This is my granddaughter Myrtle on her 4th birthday in 1985even though the story arises from my 4th birthday.Just goes to show how important that birthday is to little girls!
Fourth Birthday
When I was a four years old, my parents decided that I must have a piano. In those days (1925), pianos were almost as ubiquitous as TVs are today, at least in middle-class households. My parents bought a little honey-colored Baldwin studio upright . As soon as it was delivered and installed in the living room of our four-room (plus sleeping porch) house, Mother sat down to play it. She could read music inexpertly, but she had one “show-off piece”: Ethelbert Nevin’s Welcome, Sweet Springtime, known at that time as an “art song.” She rolled it off with aplomb and many arpeggios, then opened a song book and hesitantly accompanied my father’s rich bass on old college songs.
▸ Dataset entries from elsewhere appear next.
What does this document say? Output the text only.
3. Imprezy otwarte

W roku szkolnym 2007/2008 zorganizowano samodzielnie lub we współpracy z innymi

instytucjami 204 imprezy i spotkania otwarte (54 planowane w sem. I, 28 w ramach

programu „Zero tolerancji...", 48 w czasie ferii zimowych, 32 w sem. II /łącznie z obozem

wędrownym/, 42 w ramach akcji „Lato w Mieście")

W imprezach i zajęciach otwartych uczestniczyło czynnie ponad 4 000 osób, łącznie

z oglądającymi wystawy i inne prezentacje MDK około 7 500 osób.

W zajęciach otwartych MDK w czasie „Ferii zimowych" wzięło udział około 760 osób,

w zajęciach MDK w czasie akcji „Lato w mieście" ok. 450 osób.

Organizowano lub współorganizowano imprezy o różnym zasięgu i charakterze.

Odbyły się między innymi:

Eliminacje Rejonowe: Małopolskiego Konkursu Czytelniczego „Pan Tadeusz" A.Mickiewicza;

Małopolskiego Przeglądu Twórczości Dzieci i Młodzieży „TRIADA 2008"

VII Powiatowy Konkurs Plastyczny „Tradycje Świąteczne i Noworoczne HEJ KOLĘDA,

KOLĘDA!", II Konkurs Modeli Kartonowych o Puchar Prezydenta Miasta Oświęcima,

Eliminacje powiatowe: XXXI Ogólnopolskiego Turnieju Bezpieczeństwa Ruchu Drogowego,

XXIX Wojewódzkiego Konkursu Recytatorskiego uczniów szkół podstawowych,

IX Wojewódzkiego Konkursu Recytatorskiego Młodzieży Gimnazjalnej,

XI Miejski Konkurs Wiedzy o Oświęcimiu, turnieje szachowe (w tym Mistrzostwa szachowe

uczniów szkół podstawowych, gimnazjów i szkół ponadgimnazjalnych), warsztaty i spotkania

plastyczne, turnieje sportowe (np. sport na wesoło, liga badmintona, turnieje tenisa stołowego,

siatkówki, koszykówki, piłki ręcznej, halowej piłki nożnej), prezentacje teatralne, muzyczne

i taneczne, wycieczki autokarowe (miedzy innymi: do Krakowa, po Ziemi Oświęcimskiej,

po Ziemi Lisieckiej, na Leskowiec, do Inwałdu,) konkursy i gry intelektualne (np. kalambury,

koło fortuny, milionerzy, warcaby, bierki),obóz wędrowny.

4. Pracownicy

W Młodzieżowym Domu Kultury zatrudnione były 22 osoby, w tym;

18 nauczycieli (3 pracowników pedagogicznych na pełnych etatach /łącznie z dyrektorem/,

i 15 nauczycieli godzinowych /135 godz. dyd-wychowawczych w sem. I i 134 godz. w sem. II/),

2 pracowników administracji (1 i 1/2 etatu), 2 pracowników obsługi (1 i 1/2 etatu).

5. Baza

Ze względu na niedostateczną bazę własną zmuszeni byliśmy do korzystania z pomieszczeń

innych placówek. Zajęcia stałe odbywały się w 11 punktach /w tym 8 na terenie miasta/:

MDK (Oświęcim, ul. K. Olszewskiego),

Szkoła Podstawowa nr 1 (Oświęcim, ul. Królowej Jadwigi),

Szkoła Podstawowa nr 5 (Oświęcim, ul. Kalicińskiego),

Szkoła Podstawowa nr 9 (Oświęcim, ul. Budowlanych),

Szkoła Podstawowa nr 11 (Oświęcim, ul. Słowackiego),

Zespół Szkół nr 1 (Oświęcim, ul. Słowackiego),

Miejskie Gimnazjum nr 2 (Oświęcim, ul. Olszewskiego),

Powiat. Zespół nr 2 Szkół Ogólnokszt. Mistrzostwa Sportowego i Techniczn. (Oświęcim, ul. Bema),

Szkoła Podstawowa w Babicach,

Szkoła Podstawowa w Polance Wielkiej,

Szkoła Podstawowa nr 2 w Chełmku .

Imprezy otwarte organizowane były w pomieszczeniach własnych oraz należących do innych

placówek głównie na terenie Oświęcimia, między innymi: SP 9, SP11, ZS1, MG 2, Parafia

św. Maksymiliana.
“But I want to play! It’s my piano,” I reminded them. “And today is MY birthday!
Mother consulted friends as to who might be a good music teacher for such a young child. Mother and I went to my first piano lesson, and I came home with a chart of the staff to prop behind the piano keys and with two whole pages to practice, both limited to three contiguous notes of which Middle C was the central one.
It wasn’t long before I progressed to “Polly, put the kettle on”, but music wasn’t the only attraction of those lessons.
My teacher lived on a steep hillside above the Santa Cruz boardwalk with it’s fancy domed “Casino.” If my Mother and I arrived a little early for a piano lesson - and Mother’s philosophy was that it was only rudimentary politeness to arrive ahead of time - I would be sent to the back garden to play. It sloped steeply from one side of the back fence to the other and even more steeply toward the house. Its stone stairs led upward through ferny banks and mossy terraces and across dry pebbled streams with lacquer-red bridges. Dozens of brightly colored figures lurked throughout the garden: red-hatted elves and winged fairies, raccoons and rabbits and giant green frogs, even flamingos at the edge of a little pond whose goldfish were the only actually living creatures installed in the garden. Paradise for a child!
The Casino at Santa Cruz circa 1900
This building burned down and was replaced
by the domed one I describe.
Then after my lesson, if the morning was bright and the ocean sparkling, I could frequently prevail upon my mother to descend the steep street to the Casino. As far as I know, it had never had the gambling that its name implied. What it contained at that time was a Penny Arcade. The cavernous interior was usually colder than the outside sunlit air, and it had a slightly moldy smell. We were often the only customers in the echoing space, although, perhaps in the afternoon, school children came to play the arcade games, jiggling levers to animate the figures of the baseball team or the pugilists. I begged for pennies to feed into the slots of my favorite machines, each with little wrought-iron steps attached to its iron pedestal to enable people my size to reach the eyepieces or working parts. In the ones my mother most approved, my penny turned on a light that illuminated a stereoptical slide show, with a lever to advance the slides. My mother preferred the educational ones such as those of national parks. The ones I liked best, though, were the “moving pictures.” Mother had to turn the crank for me, and I would glue my eye to the eyepiece to see the silent flickering figures jerk rapidly into motion, distressed maidens with hands clasped to their bosoms remonstrating with mustachioed villains. The whole drama would be over in two to three minutes.
I loved to practice my piano lessons, and, after my required fifteen minutes, to explore the possibilities of the smooth ivory keys. I soon figured out that moving my hands to the right produced higher tones, to the left lower tones. It was only a few weeks before I could use one finger to play the melody of America. “My country, 'this of thee...” My parents were thrilled when I demonstrated it to them. I think they foresaw a future for me as a concert pianist.